When you have chosen some bare-root plants and prepared your site, soak the plant’s roots in a bucket of water for several hours or overnight, but not longer. Settle your trees and shrubs so that they meet the soil about an inch above ground level. Your goal is to have them exactly at ground level. But the ground will settle slightly since you have loosened the soil in order to give your plants their best chance.

When you are finished planting, whatever the plant, be sure to water in. Even in the winter, you should water the plant to help the small feeder roots point in the right direction and to eliminate any air bubbles in the soil. Air bubbles can be deadly to the root system of a plant.

Dividing

This is the perfect time to divide perennials and some shrubs.

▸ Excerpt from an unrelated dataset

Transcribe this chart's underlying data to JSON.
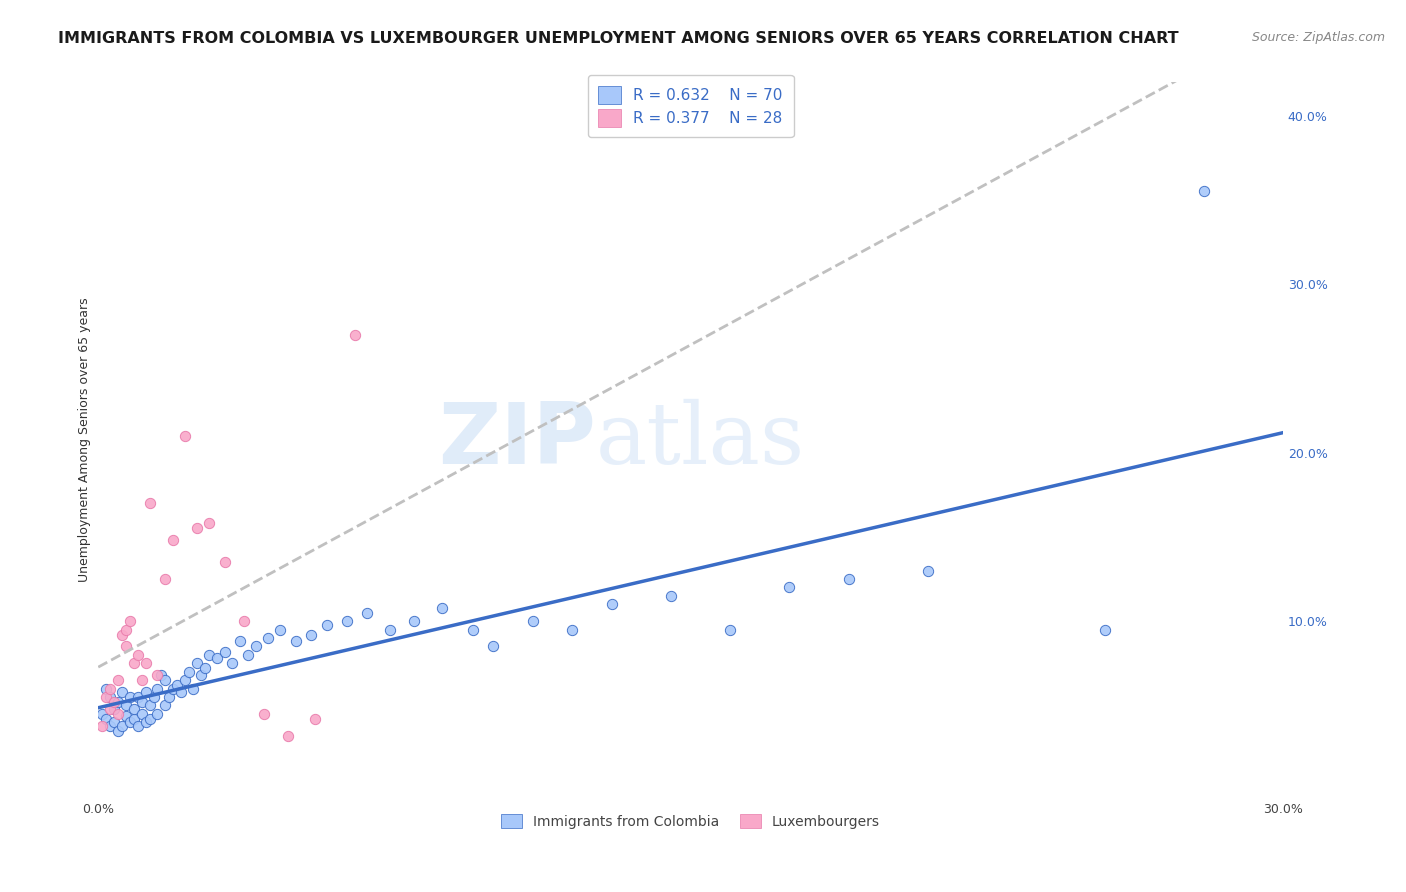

Asters, daylilies, coreopsis, Shasta daisies, coral bells and any other clumping perennial should be divided when the plants get crowded (typically every three to four years in good soil). You will rejuvenate the perennials and get many extra plants to give away or plant in different areas of your garden. Bearded iris also can be divided, but you’ll get another chance in July and August when they become dormant again.

Clumping shrubs and vines also can be divided now. If you are digging up lilac clumps, honeysuckle vines or berry plants, you might find that they easily pull apart into several plants. If their roots don’t divide easily, use an axe or sharp shovel. If you take two or three canes per plant, you can even have a lilac hedge from one old plant.

Transplanting

Look around your garden. This time of year we are less dazzled by flowers and can better evaluate the structure of our garden. Are there shrubs or vines that are too crowded for their place? Are there shrubs that have stopped blooming? Now is the best time to do something about these problems.

Plants sometimes outgrow their original spaces; sometimes the place they were planted is no longer appropriate to their needs. A rock rose might have been planted in the full sun it needs to bloom, but 10 years later, neighboring trees might have grown to shade it. Now is the time to move it.

Whether you are planting that new rose garden, new orchard, moving an out-of-place shrub or dividing some vines and perennials, timing is everything. A dry day after a soaking rain in January is the perfect time.

We wish you much happiness in and out of your garden in this New Year.